I've already looked at it (month ago)-- its horrible. SLOW, SLOW, SLOW -- very large footprint -- very clunky -- nothing worked -- from network copy to renaming simple files to find -- it really irritated me. Its how many years late?
Think of XP Home as NT 5.1 Lite. It's the same OS, just various capabilities have been removed.
I haven't had trouble with it, but if I did, and the Vista product wasn't available... I'd upgrade to XP Pro.
But I think they'll end up doing the right thing too. Contrary to popular insult, they aren't the dominant force in software for being unresponsive to customer demand.
Try 2003 Server. It's at least the difference between 4.0 and 2000, even more especially when it comes to security.

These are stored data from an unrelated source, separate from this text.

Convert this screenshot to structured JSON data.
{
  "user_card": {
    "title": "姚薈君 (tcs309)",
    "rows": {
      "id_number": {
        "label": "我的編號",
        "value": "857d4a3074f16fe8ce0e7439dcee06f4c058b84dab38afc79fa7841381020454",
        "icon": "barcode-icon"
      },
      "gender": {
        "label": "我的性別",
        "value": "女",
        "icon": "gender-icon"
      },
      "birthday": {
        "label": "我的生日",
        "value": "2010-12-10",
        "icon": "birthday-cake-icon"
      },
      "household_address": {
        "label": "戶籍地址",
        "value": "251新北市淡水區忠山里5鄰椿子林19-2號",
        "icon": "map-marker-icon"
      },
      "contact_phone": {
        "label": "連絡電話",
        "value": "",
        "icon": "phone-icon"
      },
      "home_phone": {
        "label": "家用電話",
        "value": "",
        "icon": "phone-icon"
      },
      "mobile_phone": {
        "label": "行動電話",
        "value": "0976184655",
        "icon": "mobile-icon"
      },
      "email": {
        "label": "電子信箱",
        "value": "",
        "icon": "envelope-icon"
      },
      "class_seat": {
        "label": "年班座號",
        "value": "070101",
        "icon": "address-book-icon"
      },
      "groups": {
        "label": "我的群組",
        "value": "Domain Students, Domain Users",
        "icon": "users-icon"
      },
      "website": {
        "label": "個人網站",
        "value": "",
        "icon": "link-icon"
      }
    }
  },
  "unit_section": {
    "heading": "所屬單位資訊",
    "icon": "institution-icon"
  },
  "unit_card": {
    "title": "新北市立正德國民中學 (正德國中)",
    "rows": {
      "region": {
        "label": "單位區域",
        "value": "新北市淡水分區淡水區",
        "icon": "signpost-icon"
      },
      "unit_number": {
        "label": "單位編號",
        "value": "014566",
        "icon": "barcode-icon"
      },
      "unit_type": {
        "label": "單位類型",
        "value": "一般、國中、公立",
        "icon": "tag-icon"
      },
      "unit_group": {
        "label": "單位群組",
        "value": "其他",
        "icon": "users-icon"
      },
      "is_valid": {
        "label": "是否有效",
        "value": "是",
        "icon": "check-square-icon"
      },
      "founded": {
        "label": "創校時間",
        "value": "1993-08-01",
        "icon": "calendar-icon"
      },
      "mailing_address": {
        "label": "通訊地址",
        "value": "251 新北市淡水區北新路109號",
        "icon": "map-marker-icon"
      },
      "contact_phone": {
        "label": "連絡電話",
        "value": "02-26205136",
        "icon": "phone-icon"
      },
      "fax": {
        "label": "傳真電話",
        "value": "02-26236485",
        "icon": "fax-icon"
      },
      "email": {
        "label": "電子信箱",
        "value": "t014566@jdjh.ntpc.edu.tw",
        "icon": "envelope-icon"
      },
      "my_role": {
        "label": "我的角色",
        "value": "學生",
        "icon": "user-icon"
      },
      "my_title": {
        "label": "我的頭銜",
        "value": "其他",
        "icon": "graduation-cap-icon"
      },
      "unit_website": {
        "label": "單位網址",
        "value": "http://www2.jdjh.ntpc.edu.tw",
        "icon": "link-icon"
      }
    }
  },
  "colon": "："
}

There's still a lot of stuff that won't run on anything but the original. I had RIP (Raster Image Processor) software that would only run on Windows 95, absolutely nothing else. Too many programmers like to play fast and loose with APIs, and their stuff breaks at the next OS revision. I know diabetes software that checked available disk space directly, so freaked when faced with a FAT 32 disk. There was also my old Atari 800XL, where some older apps designed to the quirks of the original 400/800 OS failed because of the revisions in the newer OS, and I had to load the old OS from disk (the original is in ROM) to use them.
And then be stuck with one of the main causes of Windows crashes, bad third-party drivers and hardware? I hope not.
If you are running XP, fire up a command prompt and see what version number it reports.
You are right, but sometimes it will work, some it won't.
It really depends. You can kill all the XP eye candy* and shut off new services to get some speed. And then there's the fact that 2000 can't take advantage of Intel's SMT ("Hyperthreading").
* And not through the desktop properties. Actually disable the Themes service.
I don't consider shutting down 95% of the apps I use a "service" at all.
Regrettably, virtual sex seems to be as much a virus vector as the real thing. ;-)
In any case, the day where your Intel-based PC will only run Windows is rapidly coming to a close. And when that happens, people aren't going to just upgrade because Bill Gates orders them to do so.
ack! keep reading; i made a mistake thinking of the os versions; i mentioned it later. anyone who knows me and knows what I do for a living know that I am aware of MS's versions, etc.